I’ve been getting a lot of emails and on-line comments in recent days from people who work in the mortgage industry about the Lisa Cook mortgage situation. What I’m seeing in these comments is a serious gulf between lawyers and non-lawyers. The non-lawyers tell me that “This is how it is supposed to work.” To which my response is “Have you actually read the legal documentation?”
For example, lots of mortgage professionals (and too many journalists, following Pulte and Trump) are sloppy about conflating “primary residence” and “principal residence.” The term “primary residence” is used in the uniform residential mortgage application, but the uniform covenant in the security instrument refers to a “principal residence.” “Primary” is more restrictive than “principal.” That sort of terminology difference can matter a lot for legal purposes. I know that this sort of pedantry is why everyone hates lawyers, but it is also the sort of precision that allows parties to strike exactly the deal they want. (And if you love this sort of thing, then you really ought to be in law school or yeshivah.)
This is hardly the first time the mortgage industry has learned that its legal documentation doesn’t work the way it thought it did. First there was the MERS debacle—the private mortgage title recording system just didn’t fit very well with state law. Then there was all of the securitization chain of title issues with non-delivery of notes indorsed in blank. Then there was the putback litigation–the putbacks that should have happened more or less automatically didn’t work very well when sellers resisted. And getting much less attention was litigation over the default servicing provisions in the Fannie/Freddie uniform security instruments or the contractual permissibility of post-acceleration late fees.
I’ve spent a lot of time reading, teaching, and testifying about the Fannie/Freddie uniform instruments. They are probably the most widely used standard contract in the United States. There’s scant interpretive caselaw, but there are lots of ambiguities and imprecisions in the documents. No one much cares…until litigation arises. But the documents don’t necessarily work the way mortgage professionals assume they do.

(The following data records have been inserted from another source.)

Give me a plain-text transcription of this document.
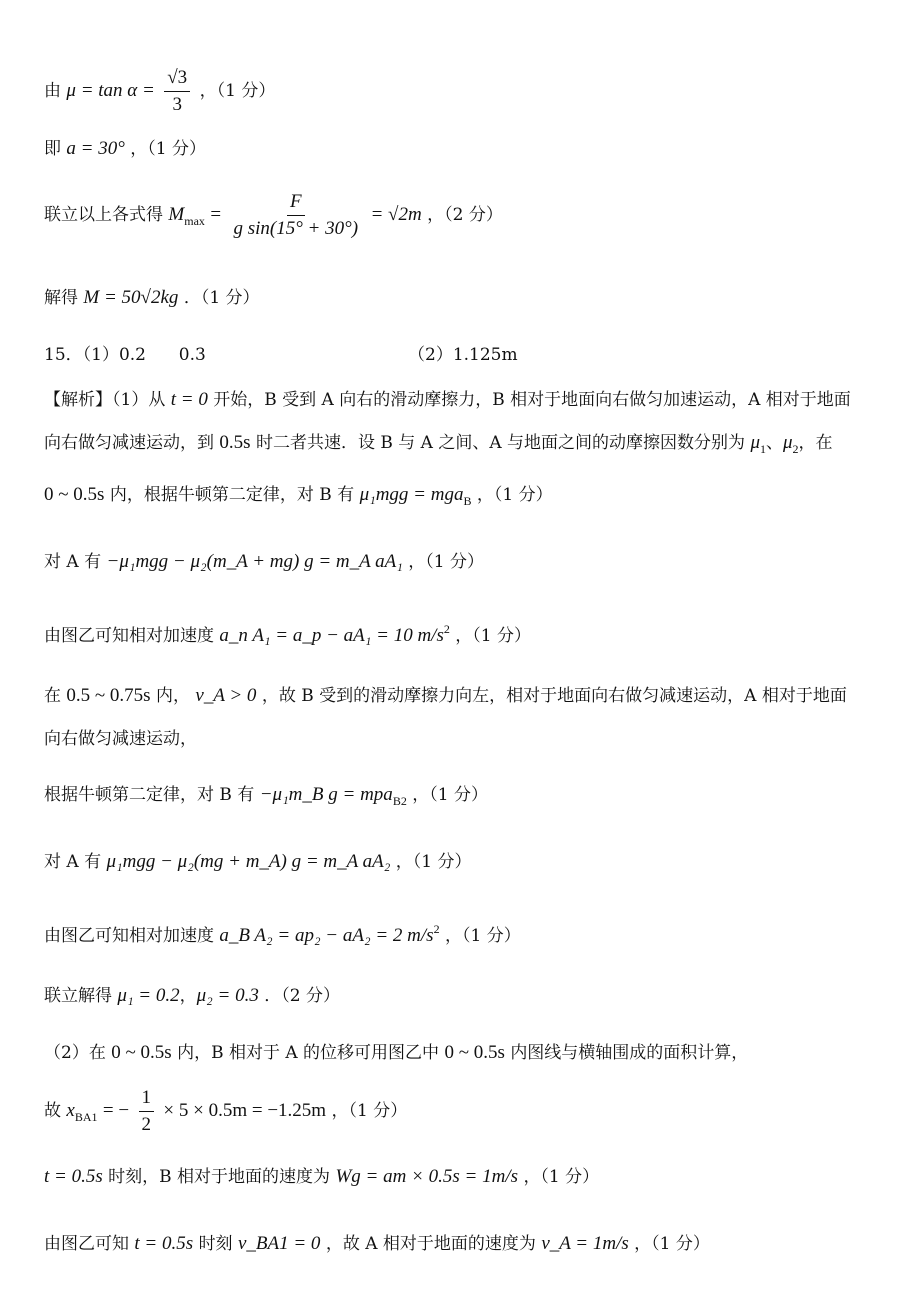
由 $\mu = \tan \alpha = \frac{√3}{3}$ ，（1 分）
即 a = 30° ，（1 分）
联立以上各式得 $M_{max} = \frac{F}{\text{g sin(15° + 30°)}} = √2m$ ，（2 分）
解得 M = 50√2kg ．（1 分）
15．（1）0.2 0.3	（2）1.125m
【解析】（1）从 t = 0 开始，B 受到 A 向右的滑动摩擦力，B 相对于地面向右做匀加速运动，A 相对于地面
向右做匀减速运动，到 0.5s 时二者共速．设 B 与 A 之间、A 与地面之间的动摩擦因数分别为 $\mu_1$、$\mu_2$，在
0 ~ 0.5s 内，根据牛顿第二定律，对 B 有 μ₁mgg = mga$_B$ ，（1 分）
对 A 有 −μ₁mgg − μ₂(m_A + mg) g = m_A aA₁ ，（1 分）
由图乙可知相对加速度 a_n A₁ = a_p − aA₁ = 10 $m/s^2$ ，（1 分）
在 0.5 ~ 0.75s 内， v_A > 0 ，故 B 受到的滑动摩擦力向左，相对于地面向右做匀减速运动，A 相对于地面
向右做匀减速运动，
根据牛顿第二定律，对 B 有 −μ₁m_B g = mpa$_{B2}$ ，（1 分）
对 A 有 μ₁mgg − μ₂(mg + m_A) g = m_A aA₂ ，（1 分）
由图乙可知相对加速度 a_B A₂ = ap₂ − aA₂ = 2 $m/s^2$ ，（1 分）
联立解得 μ₁ = 0.2，μ₂ = 0.3 ．（2 分）
（2）在 0 ~ 0.5s 内，B 相对于 A 的位移可用图乙中 0 ~ 0.5s 内图线与横轴围成的面积计算，
故 $x_{BA1}$ = − $\frac{1}{2} \times 5 \times 0.5m = -1.25m$ ，（1 分）
t = 0.5s 时刻，B 相对于地面的速度为 Wg = am × 0.5s = 1m/s ，（1 分）
由图乙可知 t = 0.5s 时刻 v_BA1 = 0 ，故 A 相对于地面的速度为 v_A = 1m/s ，（1 分）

I’ll note that this is not an issue limited to the mortgage industry. It’s basically a version of the whole covenant loophole play that facilitates dropdown liability management exercises. (You see, there is a connection between the chapter 11 stuff I do and the consumer finance stuff…) Legal documentation often has glitches, gaps, and loopholes that no one notices when deals are going as intended, but fail the stress test of litigation.